More specifically, I want to write logic that, for a given record X, if the start time is somewhere between the start and end time of the previous row, I want to give record X the same value for the new field as that previous row. If the start time happens after the end time of the previous row, it would get a new value for the new field.
Is something like this possible in BigQuery SQL? Was thinking maybe lag or window function, but not quite sure. Below are examples of what the base table looks like and what I want for the final table.
Any insight appreciated!
Upvotes: 4
Views: 8439
Reputation: 173190
Below is for BigQuery Standard SQL
#standardSQL
SELECT recordID, startTime, endTime,
COUNTIF(newRange) OVER(ORDER BY startTime) AS newRecordID
FROM (
SELECT *,
startTime >= MAX(endTime) OVER(ORDER BY startTime ROWS BETWEEN UNBOUNDED PRECEDING AND 1 PRECEDING) AS newRange
FROM `project.dataset.table`
)
You can test, play with above using sample data from your question as in example below
#standardSQL
WITH `project.dataset.table` AS (
SELECT 1 recordID, TIME '12:35:00' startTime, TIME '12:50:00' endTime UNION ALL
SELECT 2, '12:46:00', '12:59:00' UNION ALL
SELECT 3, '14:27:00', '16:05:00' UNION ALL
SELECT 4, '15:48:00', '16:35:00' UNION ALL
SELECT 5, '16:18:00', '17:04:00'
)
SELECT recordID, startTime, endTime,
COUNTIF(newRange) OVER(ORDER BY startTime) AS newRecordID
FROM (
SELECT *,
startTime >= MAX(endTime) OVER(ORDER BY startTime ROWS BETWEEN UNBOUNDED PRECEDING AND 1 PRECEDING) AS newRange
FROM `project.dataset.table`
)
-- ORDER BY startTime
with result
Row recordID startTime endTime newRecordID
1 1 12:35:00 12:50:00 0
2 2 12:46:00 12:59:00 0
3 3 14:27:00 16:05:00 1
4 4 15:48:00 16:35:00 1
5 5 16:18:00 17:04:00 1
Upvotes: 4
Reputation: 1271151
This is a gaps and islands problem. What you want to do is assign a group id to non-intersecting groups. You can calculating the non-intersections using window functions.
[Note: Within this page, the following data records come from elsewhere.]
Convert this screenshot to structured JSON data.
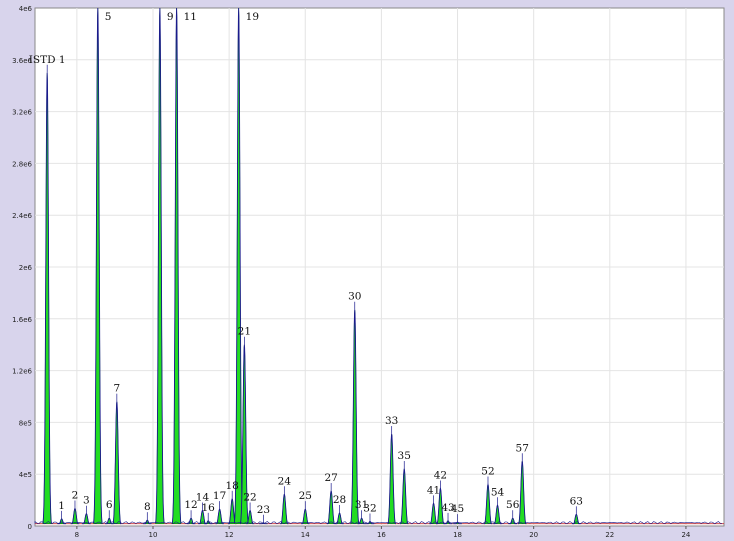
{
  "chart_data": {
    "type": "line",
    "title": "",
    "xlabel": "",
    "ylabel": "",
    "xlim": [
      6.9,
      25.0
    ],
    "ylim": [
      0,
      4000000
    ],
    "grid": true,
    "legend": "none",
    "x_ticks": [
      8,
      10,
      12,
      14,
      16,
      18,
      20,
      22,
      24
    ],
    "x_tick_labels": [
      "8",
      "10",
      "12",
      "14",
      "16",
      "18",
      "20",
      "22",
      "24"
    ],
    "y_ticks": [
      0,
      400000,
      800000,
      1200000,
      1600000,
      2000000,
      2400000,
      2800000,
      3200000,
      3600000,
      4000000
    ],
    "y_tick_labels": [
      "0",
      "4e5",
      "8e5",
      "1.2e6",
      "1.6e6",
      "2e6",
      "2.4e6",
      "2.8e6",
      "3.2e6",
      "3.6e6",
      "4e6"
    ],
    "colors": {
      "trace": "#1a1a8c",
      "fill": "#22dd22",
      "fill_stroke": "#0a7a0a",
      "baseline": "#cc3333",
      "plot_bg": "#ffffff",
      "grid": "#e4e4e4"
    },
    "peaks": [
      {
        "label": "ISTD 1",
        "x": 7.22,
        "y": 3500000
      },
      {
        "label": "1",
        "x": 7.6,
        "y": 55000
      },
      {
        "label": "2",
        "x": 7.95,
        "y": 135000
      },
      {
        "label": "3",
        "x": 8.25,
        "y": 95000
      },
      {
        "label": "5",
        "x": 8.55,
        "y": 4000000
      },
      {
        "label": "6",
        "x": 8.85,
        "y": 60000
      },
      {
        "label": "7",
        "x": 9.05,
        "y": 960000
      },
      {
        "label": "8",
        "x": 9.85,
        "y": 45000
      },
      {
        "label": "9",
        "x": 10.18,
        "y": 4000000
      },
      {
        "label": "11",
        "x": 10.62,
        "y": 4000000
      },
      {
        "label": "12",
        "x": 11.0,
        "y": 60000
      },
      {
        "label": "14",
        "x": 11.3,
        "y": 120000
      },
      {
        "label": "16",
        "x": 11.45,
        "y": 40000
      },
      {
        "label": "17",
        "x": 11.75,
        "y": 130000
      },
      {
        "label": "18",
        "x": 12.08,
        "y": 210000
      },
      {
        "label": "19",
        "x": 12.25,
        "y": 4000000
      },
      {
        "label": "21",
        "x": 12.4,
        "y": 1400000
      },
      {
        "label": "22",
        "x": 12.55,
        "y": 120000
      },
      {
        "label": "23",
        "x": 12.9,
        "y": 25000
      },
      {
        "label": "24",
        "x": 13.45,
        "y": 245000
      },
      {
        "label": "25",
        "x": 14.0,
        "y": 130000
      },
      {
        "label": "27",
        "x": 14.68,
        "y": 270000
      },
      {
        "label": "28",
        "x": 14.9,
        "y": 100000
      },
      {
        "label": "30",
        "x": 15.3,
        "y": 1670000
      },
      {
        "label": "31",
        "x": 15.48,
        "y": 60000
      },
      {
        "label": "32",
        "x": 15.7,
        "y": 35000
      },
      {
        "label": "33",
        "x": 16.27,
        "y": 710000
      },
      {
        "label": "35",
        "x": 16.6,
        "y": 440000
      },
      {
        "label": "41",
        "x": 17.37,
        "y": 175000
      },
      {
        "label": "42",
        "x": 17.55,
        "y": 290000
      },
      {
        "label": "43",
        "x": 17.75,
        "y": 40000
      },
      {
        "label": "45",
        "x": 18.0,
        "y": 30000
      },
      {
        "label": "52",
        "x": 18.8,
        "y": 320000
      },
      {
        "label": "54",
        "x": 19.05,
        "y": 160000
      },
      {
        "label": "56",
        "x": 19.45,
        "y": 60000
      },
      {
        "label": "57",
        "x": 19.7,
        "y": 500000
      },
      {
        "label": "63",
        "x": 21.12,
        "y": 90000
      }
    ]
  }
}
A record starts a new group if the cumulative maximum value of the end time, ordered by start time and ending at the previous record, is less than the current end time. The rest is just a cumulative sum to assign a group id.
For your data:
select t.*,
sum(case when prev_endtime >= endtime then 0 else 1 end) over (order by starttime) as group_id
from (select t.*,
max(endtime) over (order by starttime rows between unbounded preceding and 1 preceding) as prev_endtime
from t
) t;
The only potential issue is if two records start at exactly the same time. If this can happen, the logic might need to be slightly more complex.
Upvotes: 0